The brokerage forecasts 1.2% volume growth in the medium term as the drag from U.S. sales subsides and Chinese demand recovers. 

Organic revenue is seen rising 4.5%, driven by pricing and favorable mix. Operating margins are also expected to improve, supported by cost efficiencies and premium products, including non-alcoholic and ready-to-drink beverages.

A key driver behind the upgrade is an expected acceleration in deleveraging. Net debt to EBITDA is projected to fall to 2.2x by 2026, from 2.9x in 2024 and 4.3x in 2019. 

Goldman said the improvement will come from stronger cash generation, restrained capital spending, and a weaker dollar, which benefits both reported earnings and balance sheet metrics given the company’s large emerging-market presence and USD-denominated debt.

The bank is ahead of consensus on earnings estimates through 2027, largely due to lower expected finance costs. 

Goldman said EPS growth will come more from debt reduction than from share buybacks, projecting a modest $2 billion per year in repurchases and a higher dividend payout ratio of 40%, up from 30%.

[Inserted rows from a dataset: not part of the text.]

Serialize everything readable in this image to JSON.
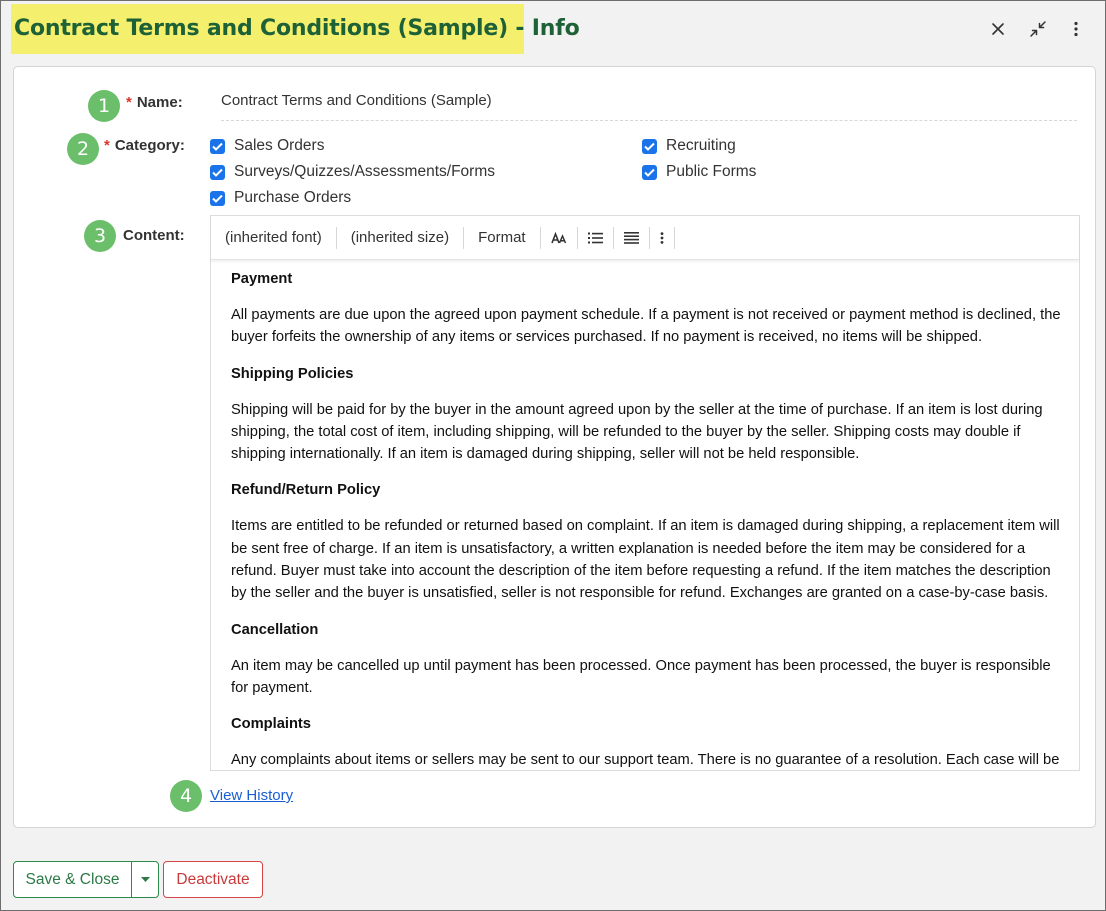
{
  "window": {
    "title": "Contract Terms and Conditions (Sample) - Info",
    "close_icon": "close-icon",
    "collapse_icon": "collapse-icon",
    "more_icon": "more-vertical-icon"
  },
  "steps": [
    "1",
    "2",
    "3",
    "4"
  ],
  "form": {
    "required_mark": "*",
    "name_label": "Name:",
    "name_value": "Contract Terms and Conditions (Sample)",
    "category_label": "Category:",
    "categories": [
      {
        "label": "Sales Orders",
        "checked": true
      },
      {
        "label": "Surveys/Quizzes/Assessments/Forms",
        "checked": true
      },
      {
        "label": "Purchase Orders",
        "checked": true
      },
      {
        "label": "Recruiting",
        "checked": true
      },
      {
        "label": "Public Forms",
        "checked": true
      }
    ],
    "content_label": "Content:"
  },
  "editor": {
    "toolbar": {
      "font": "(inherited font)",
      "size": "(inherited size)",
      "format": "Format"
    },
    "sections": [
      {
        "heading": "Payment",
        "body": "All payments are due upon the agreed upon payment schedule. If a payment is not received or payment method is declined, the buyer forfeits the ownership of any items or services purchased. If no payment is received, no items will be shipped."
      },
      {
        "heading": "Shipping Policies",
        "body": "Shipping will be paid for by the buyer in the amount agreed upon by the seller at the time of purchase. If an item is lost during shipping, the total cost of item, including shipping, will be refunded to the buyer by the seller. Shipping costs may double if shipping internationally. If an item is damaged during shipping, seller will not be held responsible."
      },
      {
        "heading": "Refund/Return Policy",
        "body": "Items are entitled to be refunded or returned based on complaint. If an item is damaged during shipping, a replacement item will be sent free of charge. If an item is unsatisfactory, a written explanation is needed before the item may be considered for a refund. Buyer must take into account the description of the item before requesting a refund. If the item matches the description by the seller and the buyer is unsatisfied, seller is not responsible for refund. Exchanges are granted on a case-by-case basis."
      },
      {
        "heading": "Cancellation",
        "body": "An item may be cancelled up until payment has been processed. Once payment has been processed, the buyer is responsible for payment."
      },
      {
        "heading": "Complaints",
        "body": "Any complaints about items or sellers may be sent to our support team. There is no guarantee of a resolution. Each case will be"
      }
    ]
  },
  "view_history": "View History",
  "footer": {
    "save_close": "Save & Close",
    "deactivate": "Deactivate"
  },
  "colors": {
    "title_highlight": "#f5ef6e",
    "title_text": "#1d6137",
    "step_badge": "#6bbf6b",
    "checkbox": "#1a73e8",
    "save_button": "#2c8a4a",
    "deactivate_button": "#d64545",
    "link": "#1a5fd1"
  }
}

Valuation remains attractive, according to Goldman, with the stock trading at 17.6 times 2025 earnings and a 7.6% free cash flow yield. 

While AB InBev shares have underperformed peers over the last decade, analysts now see upside as the balance sheet strengthens.

Risks include slower progress in deleveraging, weak trends in China, FX volatility, and an overhang from Altria’s 8% stake. 

Goldman noted that Altria (NYSE:MO) recently reduced its holding and said further sales could occur, though AB InBev has previously repurchased shares from such transactions.